I noted that I would call her right after prayer to see whether it worked for her. If it doesn't, don't worry. We'll try again later. Also if it's too big a challenge for today, that's fine. The prayer meeting is available for when you feel up for the challenge.
I emphasized that whatever happens, she has been on my mind. I will be here to help her figure this out if she wants it. It was a way of saying, If we can't overcome this challenge today, don't take it as a failure and give up. A lot of things are telling you to do so, but I resist them. I won't give up if you won't.
We hang up at 11:50a, ten minutes before prayer. I hunt for my BCP, cannot find it, forsake it for an online version, and log onto zoom at 11:53. I have enough time to urgently ask Liz, "Will my grandmother be automatically muted when she calls in, because she doesn't know how to use Zoom", and just barely enough time to get the "Yes!" reply before I see a phone number appear on the screen at 11:54. Granny's landline. She took less than five minutes to call in.
Liz unmutes Granny and we give an enthusiastic greeting! We are met only with gentle music on her end, and finally we mute her again. I hope she is able to hear us alright.
Prayer begins. I read portions of Psalm 40. Church-mates read collects and intercede as the Spirit leads them. Friends come to mind, and I make mental notes. It was fruitful.
Once prayer ends and chatting begins, the landline number disappears. I had told Granny that once chatting starts, she can hang up (else I think she would get disoriented from all the voices.)
I quickly call her and get the answering machine. I know to talk to the machine for a bit. If she's around, she'll hear me and pick it up mid-message, which is what happens.
(She explains that her lunch was just brought to the door, and that's why I went to voicemail.
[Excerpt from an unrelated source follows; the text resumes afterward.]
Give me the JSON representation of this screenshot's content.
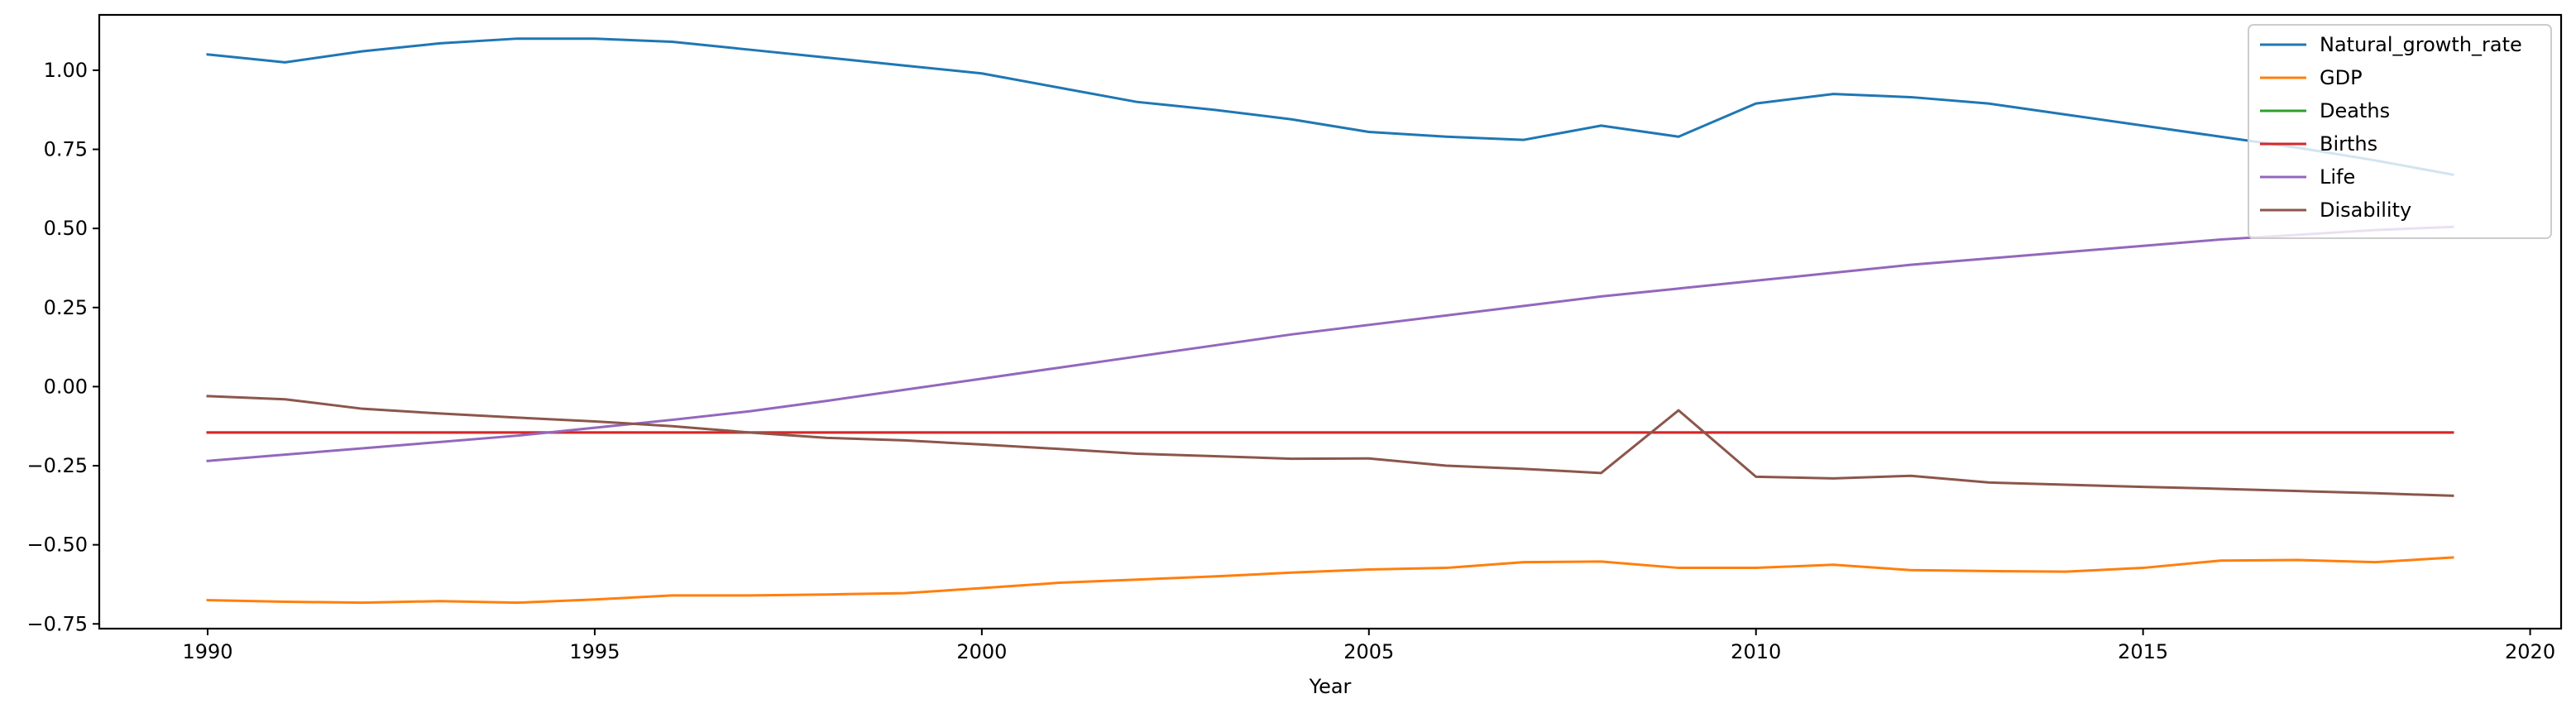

Since all the dining halls are closed, her three meals are brought to her door. The detail helps me understand a bit more. Granny is confined to a one-bedroom, with meals delivered. Surrounded by old sewing and knitting materials she no longer has the hand strength to enjoy. The rest of her things have been labeled for years with the names of grandchildren who will want it once she leaves this life.)
We chatted a bit. She asked questions about what she could not see: how many people were there? She told me she was on the prayer call for the whole meeting, except for one moment that she went to fetch her hearing aids (hence the moment of music with no reply.) She caught most of the prayers, except for a few people who she couldn't understand over the phone connection.
"I think this was... just what I needed today."
She then describes her loneliness, which looks so different from mine. Granny has no computer. She has no smartphone. She has never sent an email or scrolled or video chatted or favorited or texted. Right now, she is mourning because she never learned how when she had the chance.
"I was too busy volunteering that, ugh, I didn't want to spend the time learning. I dragged my feet, and look where I am now." She's angry for not learning how to use a computer decades ago, and blames it for her current isolation.
But at prayer today, that fist that she brought down on herself all morning (all weekend?) was stayed.
She was empowered. She was empowered to attend prayer with a small group of strangers and simply listen, receive. I was grateful for Weber's prayer about the exiled nation. I think it gave Granny words to use in her own mourning and hoping. I hope it gave her a sense of being known.
I loved meeting with her in this way, in a liturgy that is fairly new to me but so old and familiar to her. We've never done that before.
"And thank your rector for what she is doing here." For reaching those who feel utterly alone and unreached.